Last October, Keene State College’s German minor program was put on administrative hold, propelling students to protest and raise awareness in order to halt the process. Their efforts were successful, when four months later, the program was reinstated.
In an article written by Kendall Pope titled Administrative hold on German minor removed, it was stated that former KSC Arts and Humanities Dean Andrew Harris had sent an e-mail out explaining students could still enroll in and declare the minor. Harris stated, “I am also pleased to report that the School of Arts and Humanities has committed to at least three years of staffing for the German minor.”
KSC Contract Lecturer of Modern Languages and Cultures Alison Pantesco said having the program reinstated has been amazing for her and the students. “The efforts to reinstate the minor came first from students, followed by faculty and community members,” she said. “I believe it is important for us all to support programs that we consider valuable to our students’ liberal arts education.”
Those passionate about the languagewrote letters, made a petition with over 800 signatures and had a protest march on campus. “I was personally quite moved by the support. It was [a]clear and unified message about the importance of the program and I have to believe the decision to reinstate the German minor came as a consequence of these efforts, along with the fact that enrollment in the classes was strong. Currently, there are 28 KSC students with declared German minors,” she said.
Pantesco said this year has been an active one for these students. “First, at the end of October, we had 20 Austrians visit German classes. KSC students were prepared with interviews for the visiting students from Salzburg, Austria, all in German, of course.”
In early November, Pantesco said her and KSC senior Ryan Calabrese presented a piece titled “Bring Mozart (and our students) to Life!” to the New Hampshire Association World Language Teachers Conference. The piece was done entirely in German.
On Nov. 9, there was a luncheon and ceremony celebrating Keene’s relationship with their sister city Einbeck, Germany. “[Consul General of Germany] Dr. Ralf Horlemann was awarded the key to the city of Keene,” Pantesco said. “One of our students Tori Tucker sang a song from Mozart das Musical as a gift from the German students.”
KSC senior Tori Tucker said she felt honored to be a part of this event, noting she was inspired by his words. “While he addressed the German students (the day after the election), he couldn’t emphasize enough how important it is to be accepting of other cultures and to learn languages and reach out to other parts of the world,” she said.
Tucker said being involved with the German minor program has allowed her to become more open-minded to other cultures of the world. “Young people should be able to have the ability to learn languages and [learn] about other cultures,” she said. “It is incredibly important in our modern world to be able to reach out to other countries, especially Germany since it has grown so much economically and politically.

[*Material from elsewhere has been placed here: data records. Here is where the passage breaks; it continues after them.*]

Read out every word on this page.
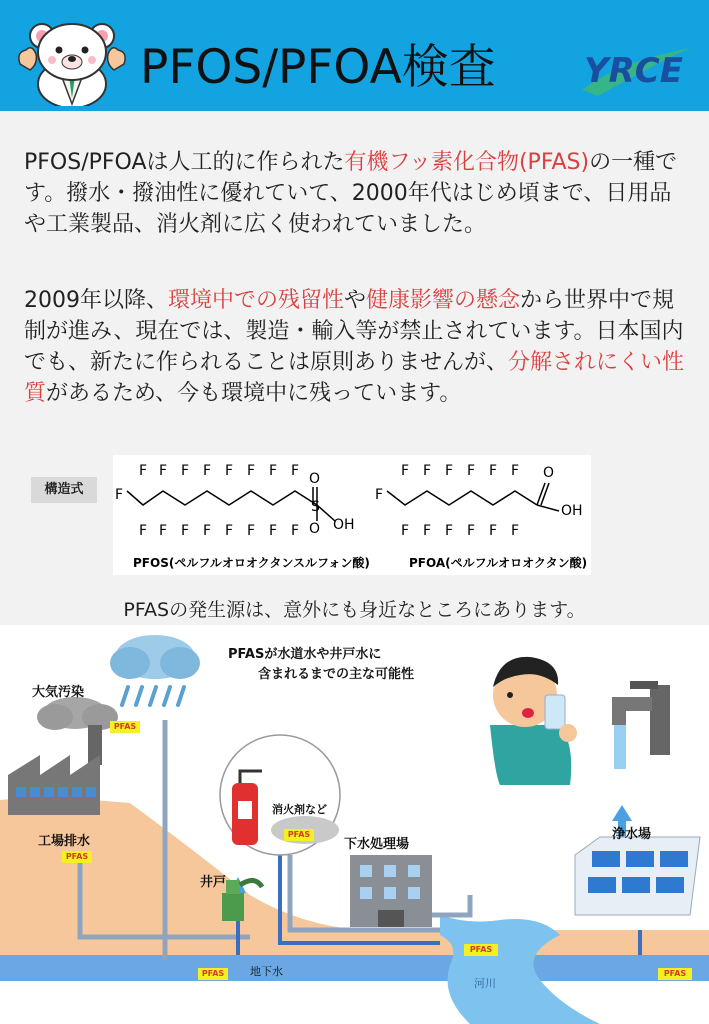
PFOS/PFOA検査	YRCE
PFOS/PFOAは人工的に作られた有機フッ素化合物(PFAS)の一種です。撥水・撥油性に優れていて、2000年代はじめ頃まで、日用品や工業製品、消火剤に広く使われていました。
2009年以降、環境中での残留性や健康影響の懸念から世界中で規制が進み、現在では、製造・輸入等が禁止されています。日本国内でも、新たに作られることは原則ありませんが、分解されにくい性質があるため、今も環境中に残っています。
構造式
F F F F F F F F
F F F F F F F F
F
S
O
O OH
F F F F F F
F F F F F F
F
O
OH
PFOS(ペルフルオロオクタンスルフォン酸)	PFOA(ペルフルオロオクタン酸)
PFASの発生源は、意外にも身近なところにあります。
PFASが水道水や井戸水に
含まれるまでの主な可能性
大気汚染
工場排水
井戸
消火剤など
下水処理場
浄水場
地下水
河川
PFAS
PFAS
PFAS
PFAS
PFAS
PFAS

With Brexit now in effect, it could be argued that Germany is the most powerful country in the E[uropean] U[nion] and opportunities will be missed out on if Americans can’t communicate with them.”
Tucker explained when the German minor was on administrative hold, it wasn’t so much a fear of individually not being able to finish the program. “What was important about allowing the program to carry on was so that future students would be able to explore the German language and gain from it the way that I have,” she said. Tucker said she minored in the program because she has family in Germany and wants to better understand them.
KSC alumna Amie Gagnon graduated with a double major in Spanish and women’s and gender studies. She said she uses Spanish quite frequently at her job, but still enjoyed the German minor classes she took while at Keene State. “I actually didn’t complete the German minor, but that’s not without regret. I just couldn’t finish it with all of the other classes I had to take,” she said. “I still use German though and listen to it when I can, and I love singing the songs from my German class.”
Gagnon said standing up for oneself is very important. “It’s important to fight for what we believe in because it is the only way to bring about the change necessary to make this world a better, safer place.”